Commenting on the ruling, Curtis Johnson, a spokesman for Morrisey, said he hopes to see the case advance to the U.S. Supreme Court.
“We are disappointed in the court’s decision, however we remain hopeful that a similar case in the 6th U.S. Circuit Court of Appeals will yield a different outcome and aid in pushing the case toward the U.S. Supreme Court,” he said. “Legislative prayer is weaved into the fabric of our nation and West Virginia has a strong interest in preserving religious liberty for generations to come at the state and local level.”
Chris Brook, director of the American Civil Liberties Union of North Carolina, said the ruling is a win for those who wish to engage in local government without religious interference.

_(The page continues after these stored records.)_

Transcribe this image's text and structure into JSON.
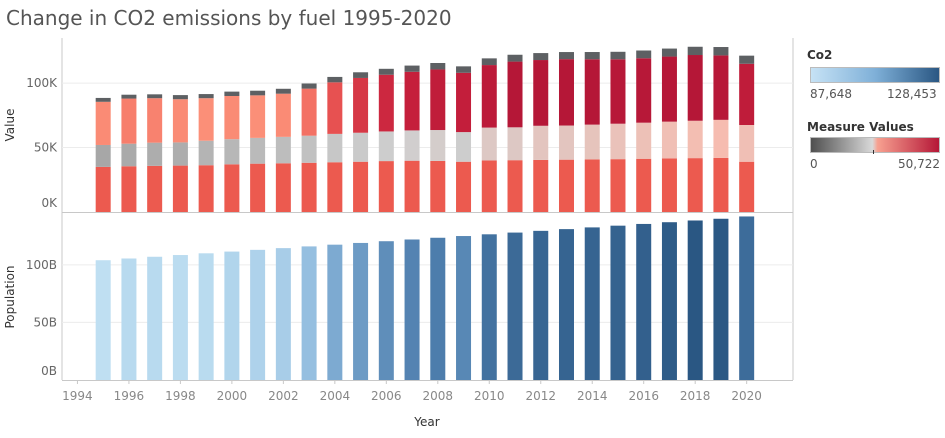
{
  "title": "Change in CO2 emissions by fuel 1995-2020",
  "legends": {
    "co2": {
      "title": "Co2",
      "min_label": "87,648",
      "max_label": "128,453",
      "colors": [
        "#c6e2f5",
        "#2a5783"
      ]
    },
    "measure": {
      "title": "Measure Values",
      "min_label": "0",
      "max_label": "50,722",
      "colors": [
        "#4f4f4f",
        "#d9d9d9",
        "#f7a090",
        "#b51737"
      ]
    }
  },
  "chart_data": [
    {
      "type": "bar",
      "stacked": true,
      "ylabel": "Value",
      "ylim": [
        0,
        135000
      ],
      "yticks": [
        0,
        50000,
        100000
      ],
      "ytick_labels": [
        "0K",
        "50K",
        "100K"
      ],
      "x": [
        1995,
        1996,
        1997,
        1998,
        1999,
        2000,
        2001,
        2002,
        2003,
        2004,
        2005,
        2006,
        2007,
        2008,
        2009,
        2010,
        2011,
        2012,
        2013,
        2014,
        2015,
        2016,
        2017,
        2018,
        2019,
        2020
      ],
      "series": [
        {
          "values": [
            35000,
            35500,
            35800,
            36000,
            36300,
            37000,
            37500,
            37800,
            38200,
            38600,
            39000,
            39500,
            39800,
            39600,
            39000,
            40000,
            40200,
            40400,
            40600,
            40800,
            41000,
            41300,
            41600,
            41800,
            42000,
            39000
          ]
        },
        {
          "values": [
            17000,
            17500,
            18000,
            18000,
            19000,
            19500,
            20000,
            20500,
            21000,
            22000,
            22500,
            23000,
            23500,
            24000,
            23000,
            25500,
            25500,
            26500,
            26500,
            27000,
            27500,
            28000,
            28500,
            29000,
            29500,
            28500
          ]
        },
        {
          "values": [
            33500,
            35000,
            34500,
            33500,
            33000,
            33500,
            33000,
            33500,
            36500,
            40000,
            42500,
            44000,
            45500,
            47000,
            46000,
            48500,
            51000,
            51000,
            51500,
            50722,
            50000,
            50000,
            50500,
            51000,
            50000,
            47500
          ]
        },
        {
          "values": [
            3000,
            3000,
            3000,
            3200,
            3200,
            3400,
            3600,
            3800,
            4000,
            4200,
            4400,
            4600,
            4800,
            5000,
            5000,
            5200,
            5300,
            5400,
            5500,
            5600,
            5800,
            6000,
            6200,
            6400,
            6500,
            6300
          ]
        }
      ]
    },
    {
      "type": "bar",
      "ylabel": "Population",
      "xlabel": "Year",
      "ylim": [
        0,
        145000
      ],
      "yticks": [
        0,
        50000,
        100000
      ],
      "ytick_labels": [
        "0B",
        "50B",
        "100B"
      ],
      "x": [
        1995,
        1996,
        1997,
        1998,
        1999,
        2000,
        2001,
        2002,
        2003,
        2004,
        2005,
        2006,
        2007,
        2008,
        2009,
        2010,
        2011,
        2012,
        2013,
        2014,
        2015,
        2016,
        2017,
        2018,
        2019,
        2020
      ],
      "values": [
        104000,
        105500,
        107000,
        108500,
        110000,
        111500,
        113000,
        114500,
        116000,
        117500,
        119000,
        120500,
        122000,
        123500,
        125000,
        126500,
        128000,
        129500,
        131000,
        132500,
        134000,
        135500,
        137000,
        138500,
        140000,
        142000
      ],
      "color_by_co2": [
        87648,
        89400,
        89500,
        88600,
        89200,
        91300,
        92100,
        93800,
        98800,
        104500,
        108100,
        111300,
        113800,
        115500,
        112800,
        119200,
        122000,
        123300,
        124100,
        124100,
        124500,
        125300,
        126800,
        128453,
        128000,
        121300
      ],
      "xticks": [
        1994,
        1996,
        1998,
        2000,
        2002,
        2004,
        2006,
        2008,
        2010,
        2012,
        2014,
        2016,
        2018,
        2020
      ]
    }
  ]
}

“This ruling is a great victory for the voting rights of all residents to participate in their local government without fearing discrimination or being forced to join in prayers that go against their beliefs,” he said in a statement. “We are very pleased that the full Fourth Circuit has upheld a bedrock principle of the First Amendment: that government should not be in the business of promoting one set of religious beliefs over others.”
Before the case made it to the court of appeals, a district court had ruled the prayer format unconstitutional, before a panel of the circuit judges reversed that ruling.

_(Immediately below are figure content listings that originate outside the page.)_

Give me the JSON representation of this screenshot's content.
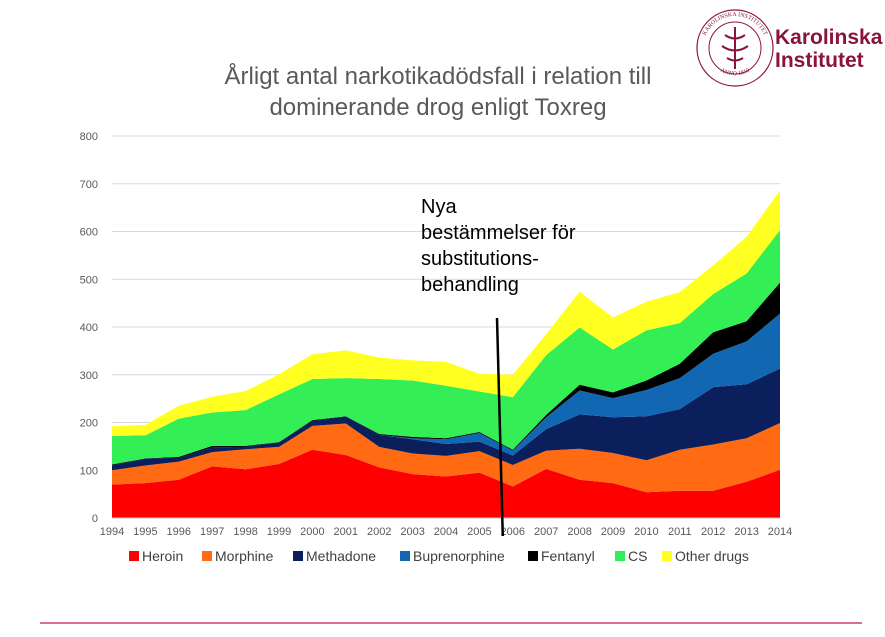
{
  "logo": {
    "line1": "Karolinska",
    "line2": "Institutet",
    "seal_text_top": "KAROLINSKA INSTITUTET",
    "seal_text_bottom": "ANNO 1810",
    "color": "#8a1538"
  },
  "chart_data": {
    "type": "area",
    "stacked": true,
    "title_lines": [
      "Årligt antal narkotikadödsfall i relation till",
      "dominerande drog enligt Toxreg"
    ],
    "xlabel": "",
    "ylabel": "",
    "ylim": [
      0,
      800
    ],
    "yticks": [
      0,
      100,
      200,
      300,
      400,
      500,
      600,
      700,
      800
    ],
    "grid": true,
    "legend_position": "bottom",
    "x": [
      1994,
      1995,
      1996,
      1997,
      1998,
      1999,
      2000,
      2001,
      2002,
      2003,
      2004,
      2005,
      2006,
      2007,
      2008,
      2009,
      2010,
      2011,
      2012,
      2013,
      2014
    ],
    "series": [
      {
        "name": "Heroin",
        "color": "#ff0000",
        "values": [
          70,
          73,
          80,
          108,
          102,
          113,
          143,
          132,
          106,
          92,
          87,
          95,
          66,
          103,
          80,
          73,
          54,
          57,
          57,
          76,
          101
        ]
      },
      {
        "name": "Morphine",
        "color": "#ff6a13",
        "values": [
          30,
          37,
          38,
          30,
          42,
          36,
          50,
          66,
          43,
          43,
          43,
          45,
          45,
          38,
          65,
          63,
          67,
          86,
          97,
          91,
          98
        ]
      },
      {
        "name": "Methadone",
        "color": "#0a1f5c",
        "values": [
          10,
          15,
          8,
          10,
          5,
          10,
          10,
          15,
          25,
          30,
          25,
          20,
          20,
          45,
          72,
          75,
          92,
          85,
          120,
          113,
          114
        ]
      },
      {
        "name": "Buprenorphine",
        "color": "#1167b1",
        "values": [
          0,
          0,
          0,
          0,
          0,
          0,
          0,
          0,
          0,
          2,
          10,
          18,
          10,
          25,
          50,
          40,
          55,
          65,
          70,
          90,
          115
        ]
      },
      {
        "name": "Fentanyl",
        "color": "#000000",
        "values": [
          2,
          0,
          2,
          3,
          2,
          0,
          2,
          0,
          2,
          3,
          2,
          2,
          2,
          5,
          12,
          12,
          20,
          30,
          45,
          42,
          65
        ]
      },
      {
        "name": "CS",
        "color": "#33ee55",
        "values": [
          60,
          48,
          80,
          70,
          75,
          100,
          86,
          80,
          115,
          118,
          110,
          85,
          110,
          125,
          120,
          90,
          105,
          85,
          80,
          100,
          110
        ]
      },
      {
        "name": "Other drugs",
        "color": "#ffff22",
        "values": [
          20,
          22,
          27,
          33,
          40,
          42,
          52,
          58,
          45,
          42,
          50,
          37,
          47,
          44,
          75,
          67,
          60,
          65,
          60,
          77,
          83
        ]
      }
    ],
    "annotation": {
      "lines": [
        "Nya",
        "bestämmelser för",
        "substitutions-",
        "behandling"
      ],
      "x": 2005.7
    }
  }
}
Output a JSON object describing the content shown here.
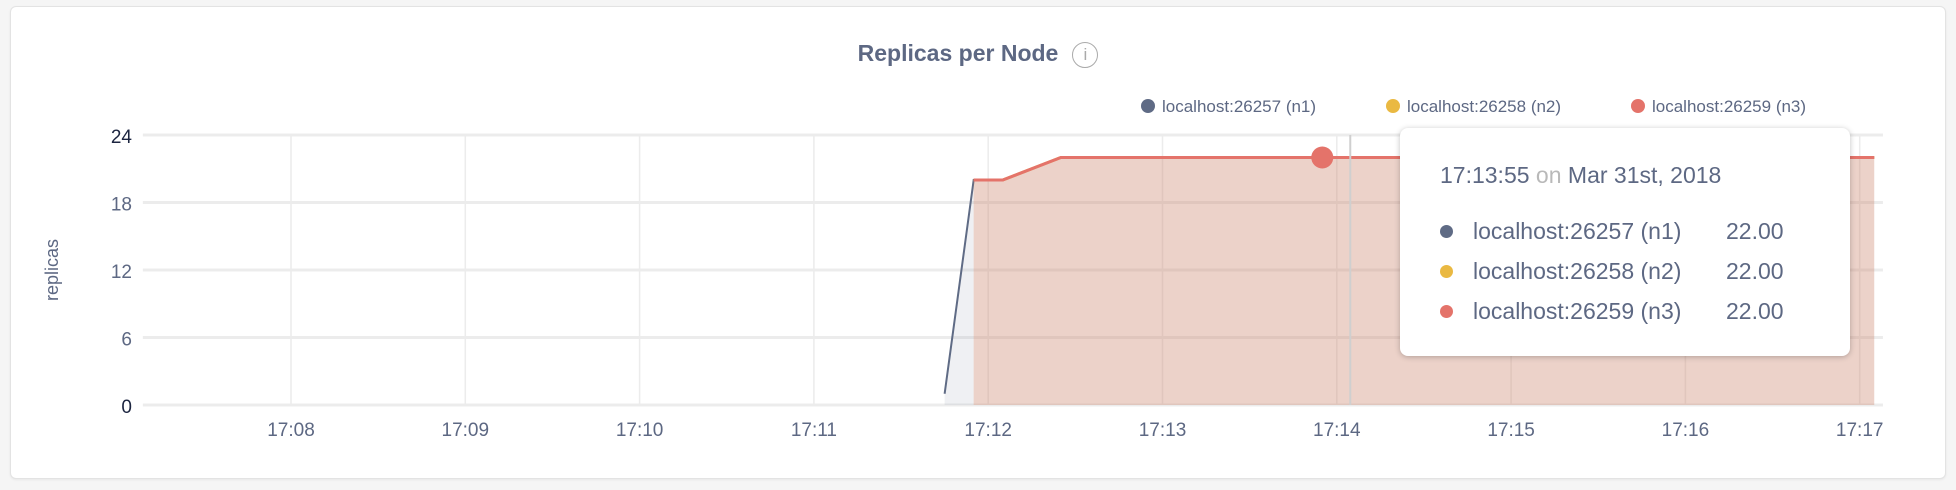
{
  "chart_data": {
    "type": "area",
    "title": "Replicas per Node",
    "ylabel": "replicas",
    "xlabel": "",
    "ylim": [
      0,
      24
    ],
    "yticks": [
      "0",
      "6",
      "12",
      "18",
      "24"
    ],
    "xlim": [
      "17:07:09",
      "17:17:08"
    ],
    "xticks": [
      "17:08",
      "17:09",
      "17:10",
      "17:11",
      "17:12",
      "17:13",
      "17:14",
      "17:15",
      "17:16",
      "17:17"
    ],
    "grid": true,
    "legend_position": "top-right",
    "series": [
      {
        "name": "localhost:26257 (n1)",
        "color": "#5f6b85",
        "x": [
          "17:11:45",
          "17:11:55",
          "17:12:05",
          "17:12:25",
          "17:17:05"
        ],
        "values": [
          1,
          20,
          20,
          22,
          22
        ]
      },
      {
        "name": "localhost:26258 (n2)",
        "color": "#eab942",
        "x": [
          "17:11:55",
          "17:12:05",
          "17:12:25",
          "17:17:05"
        ],
        "values": [
          20,
          20,
          22,
          22
        ]
      },
      {
        "name": "localhost:26259 (n3)",
        "color": "#e4736a",
        "x": [
          "17:11:55",
          "17:12:05",
          "17:12:25",
          "17:17:05"
        ],
        "values": [
          20,
          20,
          22,
          22
        ]
      }
    ]
  },
  "tooltip": {
    "time": "17:13:55",
    "on": "on",
    "date": "Mar 31st, 2018",
    "hover_x": "17:13:55",
    "rows": [
      {
        "name": "localhost:26257 (n1)",
        "value": "22.00",
        "color": "#5f6b85"
      },
      {
        "name": "localhost:26258 (n2)",
        "value": "22.00",
        "color": "#eab942"
      },
      {
        "name": "localhost:26259 (n3)",
        "value": "22.00",
        "color": "#e4736a"
      }
    ]
  }
}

At the time of the reversal, Morrisey issued a statement on the victory.
“Legislative prayer is a proud tradition in West Virginia,” he said. “This free expression of faith has been a cornerstone for many leaders who seek guidance from above in helping our state endure its struggles and reach new heights.”
Morrisey’s brief detailed the prevalence of lawmaker-led prayer throughout the country. He found that six county commissions in West Virginia start their meetings with a prayer led by the commissioner and that Charleston, Parkersburg and Wheeling open their city council meetings with prayer.
He also found that 166 of 319 counties in the five states that fall within the 4th Circuit — Maryland, North Carolina, South Carolina, Virginia and West Virginia — have prayer at meetings led by a board member.
Attorneys general from Alabama, Arizona, Arkansas, Florida, Indiana, Michigan, Nebraska, Nevada, Ohio, Oklahoma, South Carolina and Texas joined Morrisey in backing the lawsuit.
In a dissenting opinion, Judge G. Steven Agee, a George W. Bush appointee, wrote that the fact commissioners delivered prayers themselves does not denote a violation of anyone’s First Amendment rights, and that there is no evidence to suggest any sort of religious or political discrimination related to prayer participation.
“There is no indicia [indication] of discrimination in this record. None,” he wrote. “Nor is there any suggestion that the Board has or would bar any commissioner from offering a prayer faithful to the commissioner’s own traditions, regardless of his or her faith. Without such evidence, we cannot conclude that the Board’s prayer practice unconstitutionally limits the universe of prayer givers in violation of the Establishment Clause.
“As a practical matter, citizens attending a Board meeting who found the prayers objectionable were not without recourse; they could arrive after the invocation, leave for the duration of the prayer, or remain for the prayer without participating.”